Pitch, Power and Airspeed

An understanding of the relationship between pitch attitude, power applied, and resultant airspeed is very important to control the vertical position of the aircraft. While roll and yaw can be controlled by the yoke and rudder, and are closely related, the vertical component is somewhat more complicated. A change in one component does not make an instantaneous change in the other, since time and inertia are involved. If you add or reduce power, the change in resultant airspeed is slow and delayed. The same thing is true if you change pitch attitude. The resultant
airspeed change is slow and gradual.

In level flight, airspeed is controlled by power alone. More power equals faster and less power equates to slower, at least over most of the speed range. Airplanes typically fly at about 65% to 75% of maximum sea level power, and as a result, cruise airspeed is usually within a very narrow range. Only under the extreme conditions of maximum range does the power setting and airspeed vary significantly. It is good to note here that the airspeed varies as the cube of the power. So, twice the power will result in an increase of only about 1.26 (Cube root of 2) times the airspeed. For example if 100 HP will result in 100 MPH, then 200 HP in the same aircraft will result in 126 MPH. The lesson here is that it is not normally efficient to add power to go faster. However, a small amount of surplus power from that required for constant speed level flight will result in a climb, and similarly a small amount of deficient power will result in descent.

If we add power from stabilized level flight, the first reaction by the aircraft is to increase airspeed. Note, that is NO force that will directly result in a climb. However, the increase in speed will now cause the aircraft to be “out of trim” and the result will be a climb. What is important to note is that the increase in airspeed is almost immediate, but the climb is only a “result” of that increase, and is much delayed from the addition of power. Thus for small changes in altitude (turbulence) it is better to use pitch ONLY rather than power to make a correction. POWER should then be used to maintain a desired average airspeed.

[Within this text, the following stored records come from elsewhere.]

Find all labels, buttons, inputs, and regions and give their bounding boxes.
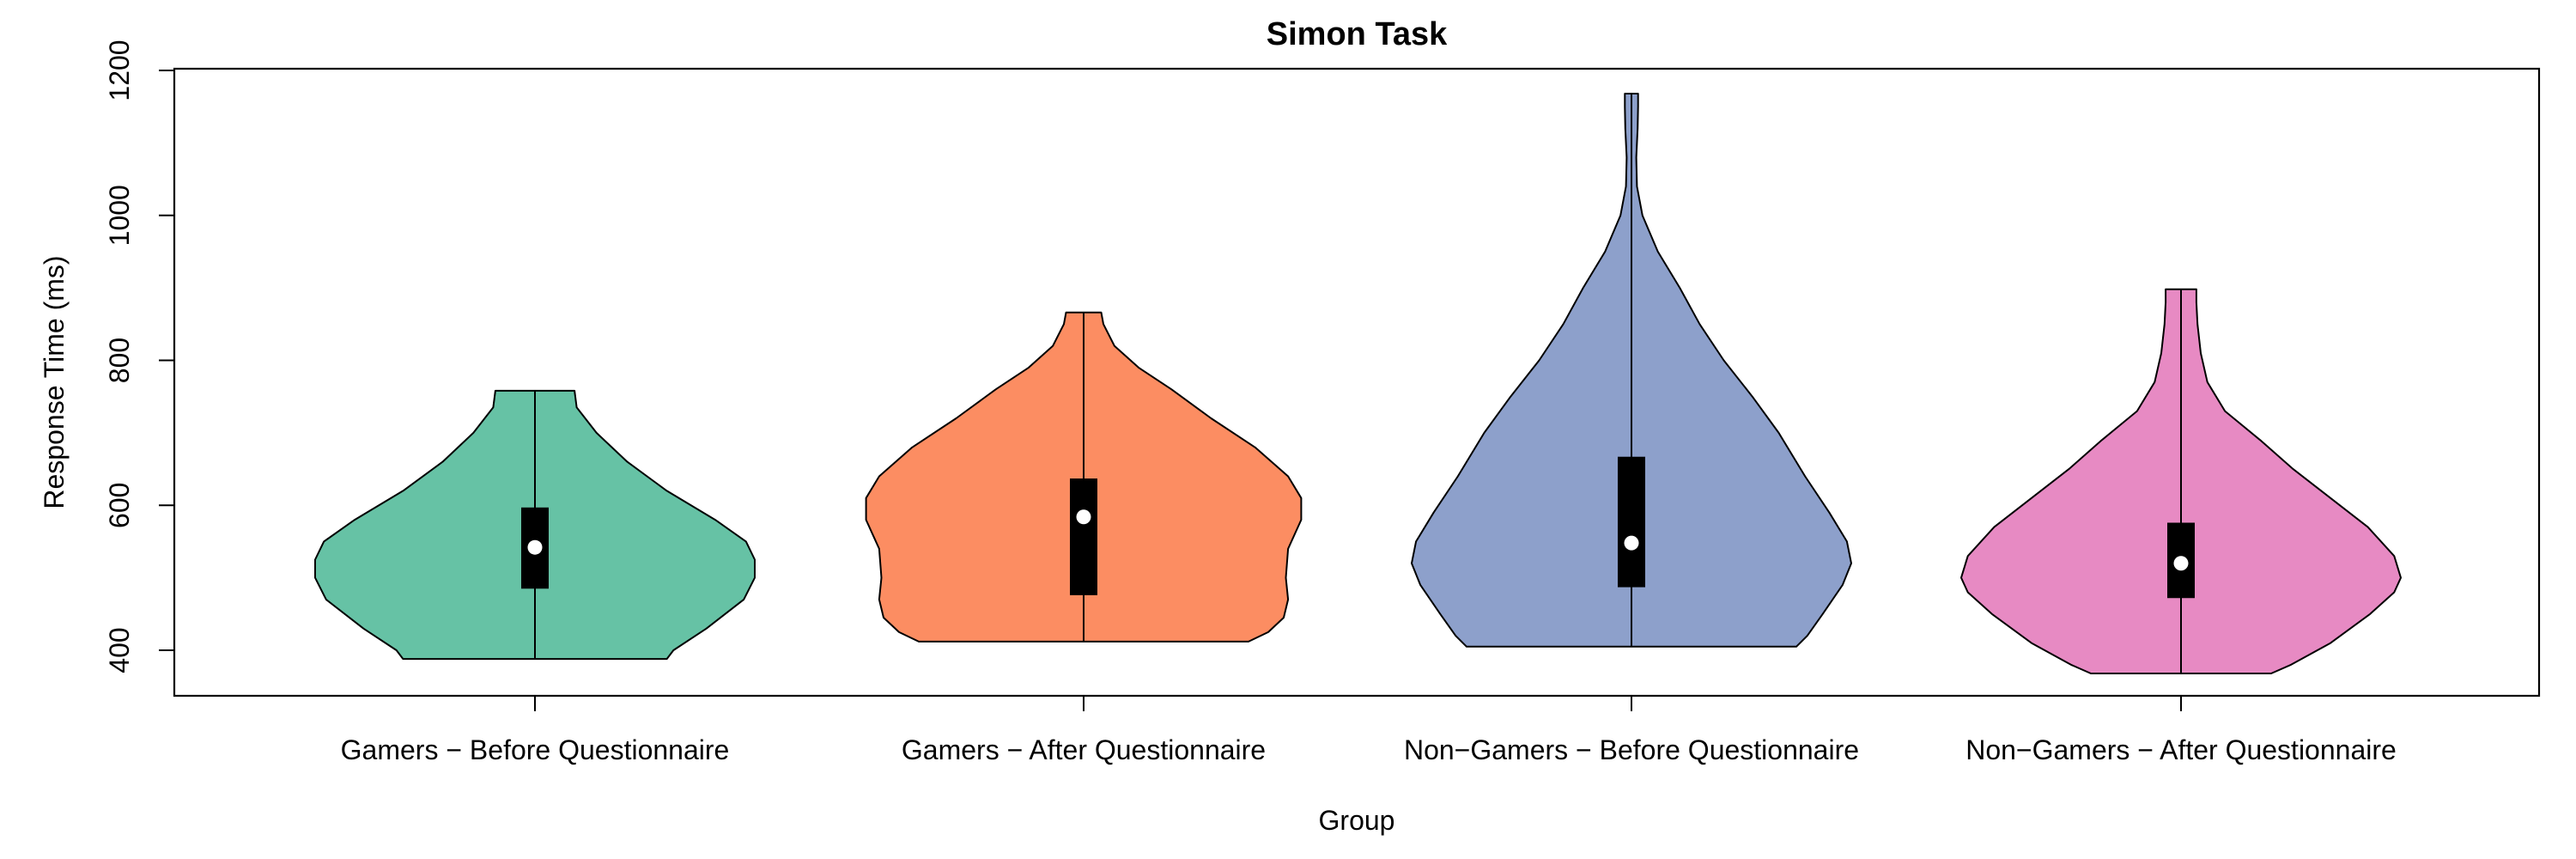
x-tick-label: Non−Gamers − Before Questionnaire	[1404, 734, 1859, 765]
chart-title: Simon Task	[1267, 16, 1448, 52]
violin-group	[1411, 93, 1852, 648]
x-tick-label: Gamers − Before Questionnaire	[341, 734, 730, 765]
x-tick-label: Gamers − After Questionnaire	[902, 734, 1266, 765]
x-axis-label: Group	[1319, 805, 1395, 836]
y-tick-label: 600	[104, 483, 135, 528]
x-axis: Gamers − Before Questionnaire Gamers − Af…	[341, 696, 2397, 765]
violin-box	[1618, 456, 1645, 588]
violin-median	[2173, 556, 2189, 571]
y-tick-label: 400	[104, 627, 135, 673]
violin-group	[1960, 288, 2402, 674]
violin-box	[1070, 478, 1097, 595]
y-axis: 400 600 800 1000 1200	[104, 40, 175, 673]
y-tick-label: 1000	[104, 185, 135, 246]
y-tick-label: 1200	[104, 40, 135, 101]
y-tick-label: 800	[104, 338, 135, 383]
violin-median	[1076, 509, 1091, 525]
violin-group	[314, 389, 756, 661]
violin-median	[1624, 535, 1639, 551]
violin-group	[865, 311, 1303, 643]
y-axis-label: Response Time (ms)	[39, 255, 70, 509]
x-tick-label: Non−Gamers − After Questionnaire	[1965, 734, 2397, 765]
violin-median	[527, 539, 543, 555]
violins-layer	[314, 93, 2402, 674]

Normally when in a climb, airspeed is somewhat important because the aircraft has only one speed where it climb the fastest. This speed is called best rate of climb or Vy. Of course, normally when climbing, it is best to use maximum power, so in this case speed is controlled entirely by pitch attitude. Also we do not have a prescribed vertical path to follow, and we only have one power choice. We just accept the vertical path that results from our choice of airspeed. The BEST technique is to establish a pitch attitude that you THINK is correct, and hold it long enough (15+ seconds?) such that the airspeed stabilizes and is constant. Then if it is not correct, make a small
change in attitude and hold it again. ”Chasing” the airspeed indicator will result in wild excursions of pitch and lack of controllability. When power is reduced again for level flight, the climb continues for a while (without pitch input) until the airspeed decays such that it will now overcompensate. Since climb airspeed is typically less than cruise airspeed, climb (Maximum) power should be used until reaching the target cruise airspeed. Again we use power to control airspeed, not altitude.

During an en route descent, speed is not normally critical unless you are close to the red line (maximum permitted speed), but when on approach to land, it becomes quite important. If you go too slow you fall out of the sky (That hurts!), or if you are going too fast you are in danger of flying past the airport. So, maintaining a particular airspeed is primary. There are two ways to control the speed on approach: One, by varying the “glide path” you can control speed, and two, by varying power, as in level flight. However, in many cases, as on an ILS approach, the glide path is specified and we need to follow it. Depending on the conditions and circumstances in visual conditions, it is common to use both together since the glide path can be adjusted.

It also depends on the drag of the airplane. The more drag the airplane has, the more power is used to control airspeed, and pitch is used to maintain glide path or to “point the aircraft” at the runway threshold. This is one reason flaps are installed on most modern aircraft. A high drag airplane loses airspeed very quickly from a pitch up change, and gains airspeed very slowly from a pitch down change. Since low speed is far more dangerous than high speed, it is usually recommended that when the aircraft has high drag (i.e. with full flaps), that the glide path be controlled by the pitch and the airspeed be controlled by power. In both cases, you need to keep in mind that a change in pitch or power will NOT make an immediate effect on speed, but rather you must wait for the change to stabilize, so again, do NOT “chase” the airspeed indicator or try to control the glide path with power changes.